Чонгук наколдовал чай Рики в желудок, вернувшись в спальню, погладил его по щекам и заметил, как за окнами стал прорезаться рассвет, оповещающий о новом дне. Дне отбытия и нового начала.
⟡ ⟡ ⟡
— Тебе лучше?
— Всё хорошо, хён, правда хорошо.
Они сидели во дворике уже после рассвета, взяв пледы, потому что было прохладно. В стороне гор сгущались тучи, так что через некоторое количество часов мог ожидаться дождь. На улице дышалось и сиделось лучше, чем на кухне, к тому же, тут они лучше смогут увидеть, проснулся ли кто из их соседей. Но пока они увидели только Ёнджуна и Субина, к слову, достаточно бодрых, и те ушли за водой к колодцам, так как в припасённых бидонах оставалось очень мало.
— Наверное, Субин всё потащит, — улыбнулся Кай, укутываясь сильнее в плед. Он метил взглядом на плечо старшего, но никак не мог осмелиться положить голову.
— А Ёнджун будет причитать ему? — Хи усмехнулся и опередил своего тонсена, прижимаясь щекой к его сокрытому под пледом острому плечу. — Они точно поссорятся по дороге. Как думаешь, кто-то уже проснулся?
— Я бы хотел, чтобы Бомгю-хён проснулся, — задумался Хюнин. — Он… весёлый, — вдруг его голос потерял радостные нотки. — Как и Рики. Мне жаль Рики. Правда жаль.
— Это несчастный случай, мы не…
— Это не несчастный случай, хён.
Хисын поднял голову и уставился на младшего, ставшего ещё более мрачным, чем тучи вдали. Дождь, видимо, сегодня начнётся раньше.
— Ты чего? Никто же не знал, что так будет.
— Ты серьёзно сейчас? Несмотря на то, что демон, он же… — метис поджал губы и встал, подбирая плед.

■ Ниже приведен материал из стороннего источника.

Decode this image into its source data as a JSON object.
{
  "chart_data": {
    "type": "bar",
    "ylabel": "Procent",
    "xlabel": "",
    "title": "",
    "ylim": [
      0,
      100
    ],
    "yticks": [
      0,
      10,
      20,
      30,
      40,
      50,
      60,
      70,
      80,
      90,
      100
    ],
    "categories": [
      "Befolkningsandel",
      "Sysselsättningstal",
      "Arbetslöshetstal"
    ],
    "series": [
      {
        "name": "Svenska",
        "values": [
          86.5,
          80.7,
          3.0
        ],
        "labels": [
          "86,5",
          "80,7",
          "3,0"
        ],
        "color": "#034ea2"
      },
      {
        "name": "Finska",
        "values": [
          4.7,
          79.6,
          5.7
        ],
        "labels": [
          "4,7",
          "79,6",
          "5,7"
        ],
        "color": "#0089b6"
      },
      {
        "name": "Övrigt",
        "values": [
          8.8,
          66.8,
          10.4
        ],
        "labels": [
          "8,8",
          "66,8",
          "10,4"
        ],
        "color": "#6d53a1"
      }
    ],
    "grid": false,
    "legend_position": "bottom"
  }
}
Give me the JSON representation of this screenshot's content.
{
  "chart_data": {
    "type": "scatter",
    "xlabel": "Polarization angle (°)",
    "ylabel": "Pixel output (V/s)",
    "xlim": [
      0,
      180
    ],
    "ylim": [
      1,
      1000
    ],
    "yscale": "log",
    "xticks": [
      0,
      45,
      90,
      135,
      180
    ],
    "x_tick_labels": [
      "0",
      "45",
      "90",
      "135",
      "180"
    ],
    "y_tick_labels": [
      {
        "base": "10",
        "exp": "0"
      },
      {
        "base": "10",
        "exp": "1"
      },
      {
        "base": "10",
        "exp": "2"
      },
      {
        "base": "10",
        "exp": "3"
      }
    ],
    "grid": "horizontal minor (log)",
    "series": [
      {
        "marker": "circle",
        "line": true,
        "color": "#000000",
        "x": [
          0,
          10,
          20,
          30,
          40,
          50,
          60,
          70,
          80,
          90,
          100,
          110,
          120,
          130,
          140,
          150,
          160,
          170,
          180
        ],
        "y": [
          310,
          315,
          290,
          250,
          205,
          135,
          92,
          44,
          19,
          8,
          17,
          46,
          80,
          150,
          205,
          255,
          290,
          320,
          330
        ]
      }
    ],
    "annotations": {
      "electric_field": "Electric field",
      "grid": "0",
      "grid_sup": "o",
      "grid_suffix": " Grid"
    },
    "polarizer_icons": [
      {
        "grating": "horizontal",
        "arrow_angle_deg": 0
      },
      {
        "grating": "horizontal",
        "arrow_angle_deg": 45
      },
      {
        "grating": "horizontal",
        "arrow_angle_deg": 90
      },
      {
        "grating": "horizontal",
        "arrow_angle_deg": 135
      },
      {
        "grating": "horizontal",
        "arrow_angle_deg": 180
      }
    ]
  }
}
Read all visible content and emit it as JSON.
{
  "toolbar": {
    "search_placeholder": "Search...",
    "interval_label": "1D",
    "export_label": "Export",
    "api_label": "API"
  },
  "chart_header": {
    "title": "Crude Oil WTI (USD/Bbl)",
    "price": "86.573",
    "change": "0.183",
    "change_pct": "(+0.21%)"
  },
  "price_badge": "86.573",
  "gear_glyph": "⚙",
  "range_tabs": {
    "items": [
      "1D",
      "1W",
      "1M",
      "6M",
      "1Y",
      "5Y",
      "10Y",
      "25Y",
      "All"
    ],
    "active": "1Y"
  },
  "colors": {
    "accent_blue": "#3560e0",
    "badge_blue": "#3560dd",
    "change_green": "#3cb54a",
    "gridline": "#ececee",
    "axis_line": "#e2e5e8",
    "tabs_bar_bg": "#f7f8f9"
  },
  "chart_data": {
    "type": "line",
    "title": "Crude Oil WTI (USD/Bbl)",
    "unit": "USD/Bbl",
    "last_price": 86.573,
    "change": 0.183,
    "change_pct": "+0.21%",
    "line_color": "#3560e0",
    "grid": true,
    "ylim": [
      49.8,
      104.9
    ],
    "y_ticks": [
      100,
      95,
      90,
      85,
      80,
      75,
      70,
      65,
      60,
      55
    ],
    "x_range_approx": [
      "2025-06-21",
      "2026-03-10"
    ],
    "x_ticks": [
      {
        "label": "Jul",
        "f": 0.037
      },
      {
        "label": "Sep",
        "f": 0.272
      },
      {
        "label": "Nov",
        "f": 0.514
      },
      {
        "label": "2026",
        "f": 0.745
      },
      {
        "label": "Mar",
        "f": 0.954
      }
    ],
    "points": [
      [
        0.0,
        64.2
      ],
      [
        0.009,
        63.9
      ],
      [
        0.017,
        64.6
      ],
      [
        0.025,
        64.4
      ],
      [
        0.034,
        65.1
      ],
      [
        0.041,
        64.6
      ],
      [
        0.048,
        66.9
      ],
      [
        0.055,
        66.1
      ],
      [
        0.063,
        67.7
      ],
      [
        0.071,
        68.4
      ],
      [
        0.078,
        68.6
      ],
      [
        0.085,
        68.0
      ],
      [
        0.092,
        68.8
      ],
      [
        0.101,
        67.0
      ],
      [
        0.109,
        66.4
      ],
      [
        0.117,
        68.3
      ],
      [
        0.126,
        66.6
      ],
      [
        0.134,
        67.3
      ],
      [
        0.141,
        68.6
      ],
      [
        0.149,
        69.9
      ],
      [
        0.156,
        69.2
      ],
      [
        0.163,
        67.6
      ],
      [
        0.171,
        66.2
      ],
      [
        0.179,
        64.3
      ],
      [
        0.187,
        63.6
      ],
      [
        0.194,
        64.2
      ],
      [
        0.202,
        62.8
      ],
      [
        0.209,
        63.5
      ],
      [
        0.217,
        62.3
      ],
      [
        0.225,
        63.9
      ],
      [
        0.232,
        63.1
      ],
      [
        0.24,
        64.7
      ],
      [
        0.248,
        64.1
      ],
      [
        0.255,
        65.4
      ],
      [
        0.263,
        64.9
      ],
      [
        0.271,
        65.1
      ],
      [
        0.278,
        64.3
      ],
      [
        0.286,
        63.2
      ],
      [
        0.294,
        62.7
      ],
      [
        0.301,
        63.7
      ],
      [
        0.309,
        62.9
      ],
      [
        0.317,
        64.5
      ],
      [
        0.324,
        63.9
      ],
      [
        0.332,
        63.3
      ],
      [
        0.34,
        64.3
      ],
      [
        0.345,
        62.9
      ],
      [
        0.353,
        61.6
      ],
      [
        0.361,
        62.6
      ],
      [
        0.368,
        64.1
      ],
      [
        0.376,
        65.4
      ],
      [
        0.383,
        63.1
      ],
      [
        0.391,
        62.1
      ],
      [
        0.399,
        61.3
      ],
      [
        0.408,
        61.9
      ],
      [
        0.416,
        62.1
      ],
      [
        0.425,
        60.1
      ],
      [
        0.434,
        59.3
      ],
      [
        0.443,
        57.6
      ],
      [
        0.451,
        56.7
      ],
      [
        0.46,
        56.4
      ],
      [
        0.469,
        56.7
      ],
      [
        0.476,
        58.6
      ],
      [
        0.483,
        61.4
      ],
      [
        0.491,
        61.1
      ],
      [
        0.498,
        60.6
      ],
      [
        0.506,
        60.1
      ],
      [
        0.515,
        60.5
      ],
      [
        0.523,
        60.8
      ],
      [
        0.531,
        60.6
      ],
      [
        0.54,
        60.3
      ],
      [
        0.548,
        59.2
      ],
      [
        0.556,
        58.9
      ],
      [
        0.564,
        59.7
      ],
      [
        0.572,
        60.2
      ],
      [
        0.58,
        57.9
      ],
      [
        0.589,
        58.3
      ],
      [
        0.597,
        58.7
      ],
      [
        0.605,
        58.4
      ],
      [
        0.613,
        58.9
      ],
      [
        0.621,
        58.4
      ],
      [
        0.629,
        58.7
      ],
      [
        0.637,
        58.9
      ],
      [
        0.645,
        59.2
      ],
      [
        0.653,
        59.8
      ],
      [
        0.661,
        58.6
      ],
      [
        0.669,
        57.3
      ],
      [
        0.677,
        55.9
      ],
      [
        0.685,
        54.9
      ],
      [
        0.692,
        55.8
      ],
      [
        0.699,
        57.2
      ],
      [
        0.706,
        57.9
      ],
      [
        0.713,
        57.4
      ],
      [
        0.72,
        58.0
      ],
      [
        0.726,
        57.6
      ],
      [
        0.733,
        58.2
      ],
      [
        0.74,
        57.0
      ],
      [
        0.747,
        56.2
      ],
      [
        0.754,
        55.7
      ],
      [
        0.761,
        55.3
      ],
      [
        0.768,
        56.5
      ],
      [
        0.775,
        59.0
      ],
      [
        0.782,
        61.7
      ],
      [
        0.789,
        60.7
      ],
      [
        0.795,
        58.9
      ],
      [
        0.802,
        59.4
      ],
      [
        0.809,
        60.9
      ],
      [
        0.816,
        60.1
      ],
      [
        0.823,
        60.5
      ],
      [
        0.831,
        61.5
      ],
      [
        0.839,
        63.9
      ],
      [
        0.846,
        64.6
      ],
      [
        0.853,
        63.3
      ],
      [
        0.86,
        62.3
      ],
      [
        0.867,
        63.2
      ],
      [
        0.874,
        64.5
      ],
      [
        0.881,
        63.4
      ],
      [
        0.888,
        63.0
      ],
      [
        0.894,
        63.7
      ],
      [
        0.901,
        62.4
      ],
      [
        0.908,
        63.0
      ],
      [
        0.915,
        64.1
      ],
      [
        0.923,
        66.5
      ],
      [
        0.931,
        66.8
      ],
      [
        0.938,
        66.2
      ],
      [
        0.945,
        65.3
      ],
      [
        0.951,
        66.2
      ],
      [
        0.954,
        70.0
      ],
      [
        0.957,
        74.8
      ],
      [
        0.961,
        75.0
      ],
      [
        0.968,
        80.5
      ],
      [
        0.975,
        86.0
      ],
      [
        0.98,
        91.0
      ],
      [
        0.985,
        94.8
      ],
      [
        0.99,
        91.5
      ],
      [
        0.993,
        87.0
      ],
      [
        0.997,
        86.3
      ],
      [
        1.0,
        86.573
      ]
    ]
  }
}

Если бы отец его сейчас услышал, он бы получил по губам и ходил бы с синеющим пятном у рта. Сын иудея защищал демона. — Я пойду спать. Надеюсь, что не проснусь больше.
— Эй, Кай, ты что такое говоришь! — Хисын бросил свой плед на лавке и подбежал к уходящему младшему, развернул его хмурым лицом к себе и положил руки на шею, приглаживая за ушами. — Чего ты так вскипел? Ох… С Рики всё будет хорошо. Чонгук-сонсенним сказал, что…
— «У него жар, но к вечеру он спадёт».
— Да, и… что?
Хисын и Кай обернулись в сторону одного из домиков, возле которого стоял Чонгук, завернувшись в вязаную кофту, и слабо улыбался. Его деревянные тапочки помогали не спотыкаться о камни, как обычные, тканевые, в которых сейчас были оба мальчика. Учитель подошёл к ним и положил ладони на плечи.
— С ним правда всё будет хорошо. Но, если честно, я придерживаюсь правила «готовься к худшему, надейся на лучшее». Так не будет неоправданных ожиданий, — от этих слов Кай перестал злиться, но настроение его не улучшилось. — Вы в порядке? Почему не спите так рано?
— А… — Хисын посмотрел на младшего, и тот поджал губы, убирая взгляд. Ли слегка приобнял его, позволяя спрятать лицо в изгибе своей шеи. — Сонсенним… — он подумал, что нужно было попросить помощи. — …Всё хорошо. Мы просто хотели встретить рассвет, всё-таки сегодня последний день.
— Хорошо, — он решил поверить им и слегка похлопал старосту по плечу. — Берегите себя. Идите в дом, тут холодно.
И когда они ушли, поклонившись на прощание и забрав с собой плед, Чонгук скрестил руки на груди и подошёл к пруду, всматриваясь в воду, на дне плавали бычки. Он почувствовал от Кая страшную энергию. Если Тэхён дарил всем магию, словно раскрытый бутон цветка, то Кай всасывал её отовсюду, поглощая, словно дементор. Хисыну, что вился вечно вокруг, было опасно находиться рядом. Он обязательно этим поделиться с Вушуем, когда он снова проснётся.
====== Фигляр и Фат ======
Рики начал ворочаться ближе к обеду, остро реагируя на внутреннюю борьбу. Его кожа снова местами приняла красный оттенок, он обильно вспотел, и его постель была мокрой настолько, что Чонгуку приходилось несколько раз высушивать её, в последний раз и вовсе менять. О́ни тяжело дышал, иногда его лицо трескалось, как у куклы, но трещины быстро регенерировались. Он выглядел хуже обычного человека, подверженного нападению сильнейшей аллергии. Учитель устал, присматривая за больным, но не имел возможности надолго отойти от кровати. Пускай они с Вушуем время от времени менялись, но это всё равно было слишком трудно — если он не сидел с Рики, то следил за остальными, а это тоже требовало сил.